Avrupa hızlı treni işletim sisteminin ortaklaşması için AB komisyonu devrede…
Avrupa Komisyonu sıkıntıları aşmak ve trenleri ülkeler arasında daha işler hale getirmek amacıyla ortak bir Avrupa Demiryolu Trafik Yönetim Sistemi’nin oluşturulmasına çalışıyor ama bu alandaki uygulama oldukça yavaş. Raylara ve trenlere yeni bir çekidüzen vermek pahalı bir iş olduğundan işletmeciler bu konuda ayak sürüyor. Ancak Belçikalı işadamı Karel Vinck, zorlu mücadeleyi göze alarak komisyonu bu konuda harekete geçmeye zorluyor.
SNCF ve Deutsche Bahn arasındaki ortak girişim Alleo’nun TGV Est servisi için bu hiç de kolay bir iş değil. Fransız TGV’leri ve Alman Inter City Express (ICE) trenleri halen Paris-Strasbourg ve Almanya’ da Frankfurt -Stuttgart kentleri arasında çalışıyor. Ancak Alle’nin kurulması aynı zamanda kültürel çatışmadan alınacak olan bir dersti. Almanlar istasyonda bilet almayı sever; SNCF ise TGV’deki koltukların uçakta olduğu gibi önceden rezerve edilmesini tercih eder. Her iki taraf da bu konuda taviz vermek istemediğinden, her iki sistem de uygulamada.
Ancak tartışma konusu yalnızca bu da değildi. Almanlar TGV’de daha etkili bir fren sistemi, tuvalette içilebilecek kalitede su ve yemek bölümünde plastik bardak yerine porselen bardaklarda ısrar ederken, Fransızlar da kendi değişiklik listesiyle geldiler; bu da her trende 10 milyon dolarlık ek bir masraf anlamına geliyordu. ICE’lerde sorunların büyük bir bölümü çözüldü ama yine de ufak tefek bir sürü şey vardı. Fransız trenlerinde, trende tutuklular için tasarlanmış olan özel kelepçeli bir koltuk vardır. Şimdi artık ICE trenlerinde de tutuklu koltuğu mevcut. ICE kontrolörleri birinci sınıf yolcuların bilet kontrolünün yanı sıra kahve ve yiyecek servisi de yapıyor. Ancak Fransız kontrolörler yemek servis işine bulaşmak istemediklerinden, ortak işletilen trenlerde yalnızca Almanlar bu çifte görevi üstleniyor.

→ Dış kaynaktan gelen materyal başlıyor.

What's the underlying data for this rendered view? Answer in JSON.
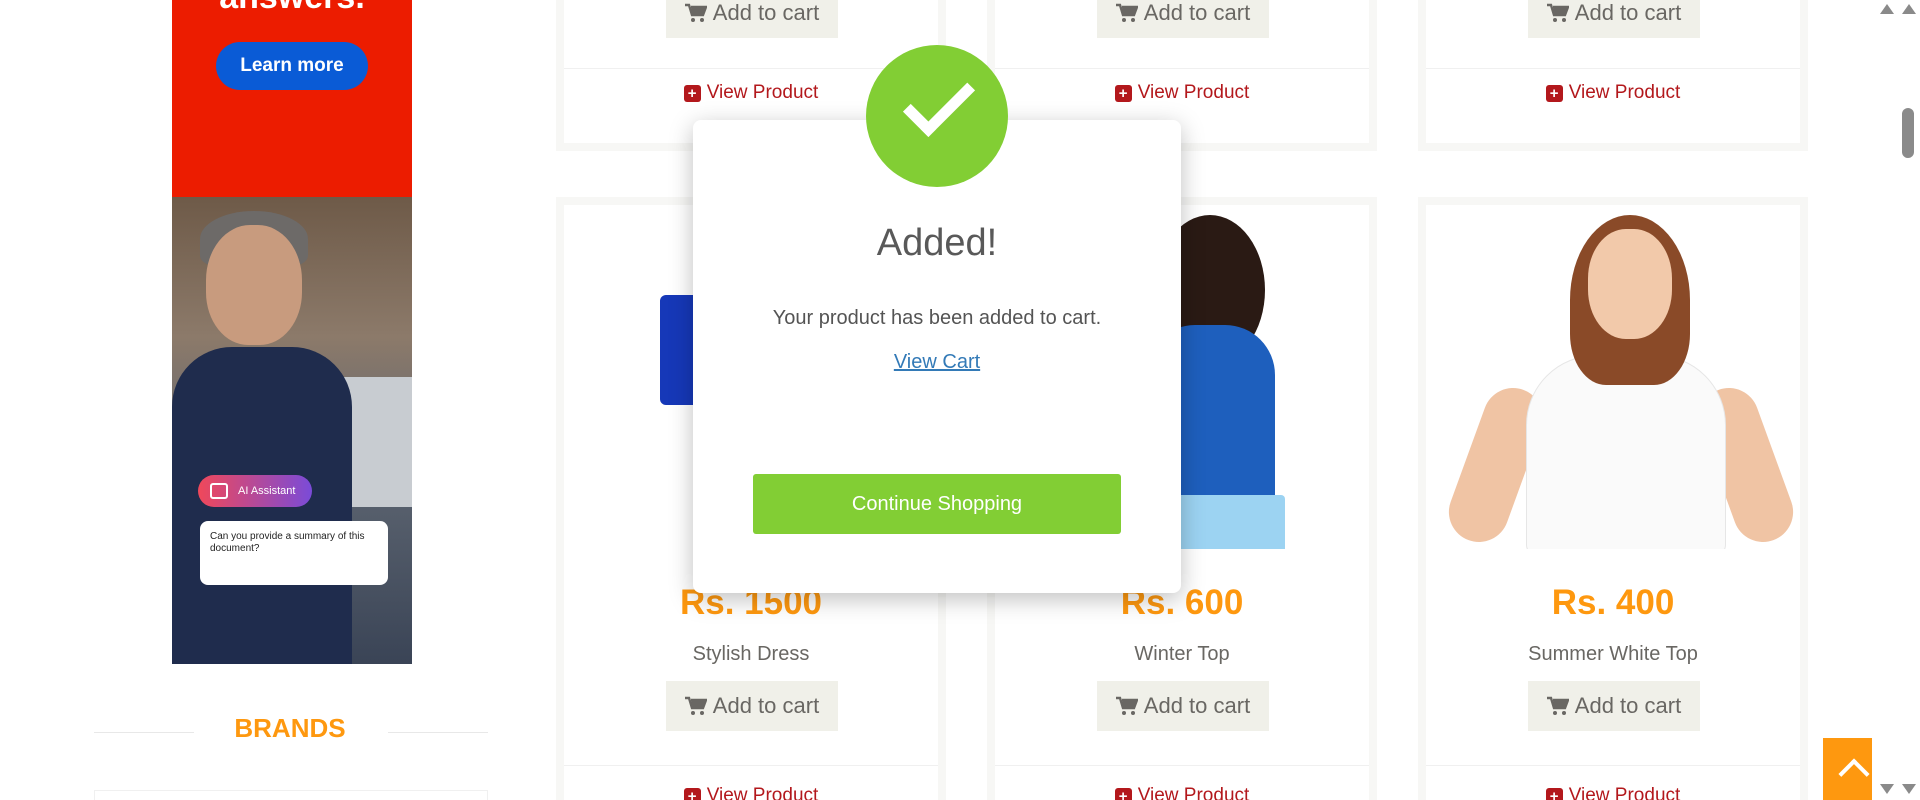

Pepy TGV Est’in tartışmalar nedeniyle gecikmediğini söylese de, tren saatlerinde aksama olmasa bile, hızlı tren işletmeciliğinin kolay olmadığı kesin.
Ayrıca çevre sorunları da ertelemelere yol açabiliyor. Örneğin, Pepy bir hızlı tren hattı üzerinde göç eden kurbağalar için özel viyadükler inşa etmek üzere milyonlarca dolar harcadıklarını kaydediyor.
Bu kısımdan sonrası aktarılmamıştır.